Над крыльцом – каменный шатер, опирающийся на куб с прорезанными в нем тремя двойными арками, кои украшены навесными гирьками по центру каждой.
Еще три шатра – высокий старший брат и двое меньших слева и справа – поставлены в ряд над самим храмом. Все они – такая же часть декора, как и наличники на окнах, кокошники, нишки, колонки. В них нет световых окон, они не являются необходимой частью конструкции храма, они просто – великолепное украшение.
Колокольня пристроена к главному объему церковного здания и сделана вертикальной доминантой всей композиции.

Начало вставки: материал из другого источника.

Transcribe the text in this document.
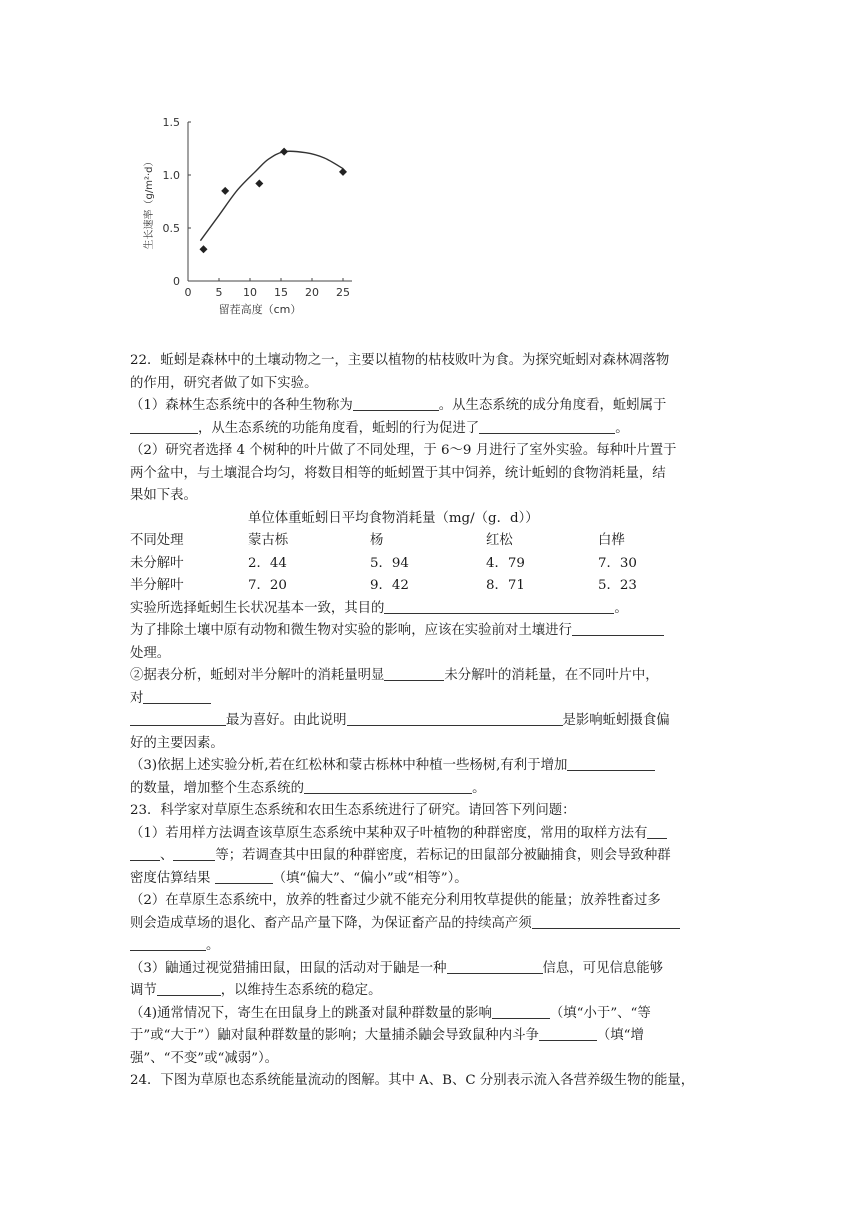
0 5 10 15 20 25
0
0.5
1.0
1.5
留茬高度（cm）
生长速率（g/m²·d）

22．蚯蚓是森林中的土壤动物之一，主要以植物的枯枝败叶为食。为探究蚯蚓对森林凋落物

的作用，研究者做了如下实验。

（1）森林生态系统中的各种生物称为	。从生态系统的成分角度看，蚯蚓属于

，从生态系统的功能角度看，蚯蚓的行为促进了	。

（2）研究者选择 4 个树种的叶片做了不同处理，于 6～9 月进行了室外实验。每种叶片置于

两个盆中，与土壤混合均匀，将数目相等的蚯蚓置于其中饲养，统计蚯蚓的食物消耗量，结

果如下表。

单位体重蚯蚓日平均食物消耗量（mg/（g．d））

不同处理	蒙古栎	杨	红松	白桦
未分解叶	2．44	5．94	4．79	7．30
半分解叶	7．20	9．42	8．71	5．23

实验所选择蚯蚓生长状况基本一致，其目的	。

为了排除土壤中原有动物和微生物对实验的影响，应该在实验前对土壤进行

处理。

②据表分析，蚯蚓对半分解叶的消耗量明显	未分解叶的消耗量，在不同叶片中，

对

最为喜好。由此说明	是影响蚯蚓摄食偏

好的主要因素。

（3)依据上述实验分析,若在红松林和蒙古栎林中种植一些杨树,有利于增加

的数量，增加整个生态系统的	。

23．科学家对草原生态系统和农田生态系统进行了研究。请回答下列问题：

（1）若用样方法调查该草原生态系统中某种双子叶植物的种群密度，常用的取样方法有

、	等；若调查其中田鼠的种群密度，若标记的田鼠部分被鼬捕食，则会导致种群

密度估算结果	（填“偏大”、“偏小”或“相等”）。

（2）在草原生态系统中，放养的牲畜过少就不能充分利用牧草提供的能量；放养牲畜过多

则会造成草场的退化、畜产品产量下降，为保证畜产品的持续高产须

。

（3）鼬通过视觉猎捕田鼠，田鼠的活动对于鼬是一种	信息，可见信息能够

调节	，以维持生态系统的稳定。

（4)通常情况下，寄生在田鼠身上的跳蚤对鼠种群数量的影响	（填“小于”、“等

于”或“大于”）鼬对鼠种群数量的影响；大量捕杀鼬会导致鼠种内斗争	（填“增

强”、“不变”或“减弱”）。

24．下图为草原也态系统能量流动的图解。其中 A、B、C 分别表示流入各营养级生物的能量，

Ажурная, с вытянутыми по вертикали подколокольными арками, с гипертрофированно большими слухами на гранях шатра, с худенькой «шеей», на которой возвышается главка, она оставляет впечатление тонкой работы и, одновременно, хрупкости, ломкости.
Сравнение храмов, составляющих славу русского узорочья, с ювелирными изделиями банально, об этом писали многое множество раз. Но сто раз повторенное, оно не становится ошибочным. Храм Рождества Богородицы в Путинках напоминает шкатулку, вырезанную не из камня, а из слоновой кости. Как будто строительный материал не создает и не принимает на себя тяжесть многотонных масс, как будто он невесом и к тому же мягок, а потому легко поддается резцу мастера. Камень исчез, камня нет.
Основные впечатления, которые вызывает этот храм, – изысканность и легкость. Словно прихожане, строившие его на свои средства[104], бесконечно изощряли воображение, подсказывая зодчему новые и новые резные затеи, а когда работа была все-таки закончена, они пожелали отправить такую красоту самому Господу в рай, наполнили ее воздухом, но прикрепили к земле, чтобы еще немного полюбоваться; такой она и осталась – пусть и зацеплена какими-то невидимыми крючьями за выступы в тверди, но все же легка, словно шарик воздушный, отцепи – и сейчас же унесется к облакам.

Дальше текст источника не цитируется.